2005 Salt Lake City Annual Meeting (October 16–19, 2005)

Paper No. 12
Presentation Time: 11:00 AM

ABIOTIC OXIDATION RATE STUDIES OF SYNTHETIC PYRITE DOPED WITH AS, CO, AND NI: WHAT ARE THE EFFECTS OF MINOR ELEMENTS ON PYRITE OXIDATION?


LEHNER, Stephen W. and SAVAGE, Kaye, Earth and Environmental Science, Vanderbilt Univ, 5717 Stevenson Center Drive, Nashville, TN 37235, stephen.w.lehner@vanderbilt.edu

Batch reactor oxidation experiments are in progress on synthetic pyrite doped with As, Co, and Ni as well as that synthesized with no intentionally added impurities. The electrical properties of these pyrites vary with impurity type. Pyrite containing only As typically exhibits p-type conductivity while the others are n-type. Co-doped pyrite exhibits conductivity several orders of magnitude above the other types behaving as a semi-metal. This may be due to the stabilization energy of low spin Co2+ substituting for Fe2+ in the pyrite structure, which places an eg electron in a defect state very high in the forbidden zone overlapping the pyrite conduction band. By contrast, the stabilization energy for Ni2+ substituting for Fe2+ in pyrite is not as great, with the result of placing the two eg electrons in a defect state within the forbidden zone far below the conduction band energy. Arsenic substituting for S seems to introduce empty defect states in the forbidden zone just above the valence band energy. Valence electrons should be able to occupy these defect states resulting in holes as charge carriers.
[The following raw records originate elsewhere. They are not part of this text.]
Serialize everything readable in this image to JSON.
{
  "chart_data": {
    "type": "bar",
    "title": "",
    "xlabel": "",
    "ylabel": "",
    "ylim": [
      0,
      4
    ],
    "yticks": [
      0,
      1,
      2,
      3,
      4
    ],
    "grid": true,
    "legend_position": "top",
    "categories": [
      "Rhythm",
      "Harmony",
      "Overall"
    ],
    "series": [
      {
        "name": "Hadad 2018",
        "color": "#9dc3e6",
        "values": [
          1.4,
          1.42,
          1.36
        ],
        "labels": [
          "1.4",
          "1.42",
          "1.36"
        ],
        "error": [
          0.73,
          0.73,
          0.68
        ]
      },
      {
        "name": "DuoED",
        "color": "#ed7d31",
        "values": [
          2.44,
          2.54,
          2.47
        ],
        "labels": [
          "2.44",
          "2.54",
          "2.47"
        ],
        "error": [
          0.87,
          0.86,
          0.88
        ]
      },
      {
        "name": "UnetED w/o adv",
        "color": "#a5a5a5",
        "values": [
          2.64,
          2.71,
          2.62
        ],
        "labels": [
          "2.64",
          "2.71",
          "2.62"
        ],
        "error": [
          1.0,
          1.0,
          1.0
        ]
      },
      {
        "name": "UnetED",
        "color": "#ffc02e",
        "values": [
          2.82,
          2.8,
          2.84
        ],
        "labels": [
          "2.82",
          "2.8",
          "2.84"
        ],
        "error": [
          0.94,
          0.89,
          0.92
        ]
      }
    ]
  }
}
It has been suggested that redox reactions at one site on a semiconducting crystal lattice may affect the electronic structure and thus reactivity at remote sites due to electron transfer through the substrate. The high conductivity of Co bearing pyrite may affect its oxidization rate. The tendency for arsenian pyrite to be a p-type semiconductor may also influence its oxidation rate. In natural pyrites, As rich areas are found within grains rich in either Ni or Co or both. Thus, the potential for enhanced oxidation may exist due to voltage gradients arising from p-n conductivity junctions and variable resistivity. The homogeneity of our synthetic samples allows us to study the oxidation kinetics of pyrite with different minor elements and to compare these results with pyrite containing impurity concentrations of less than 20ppm.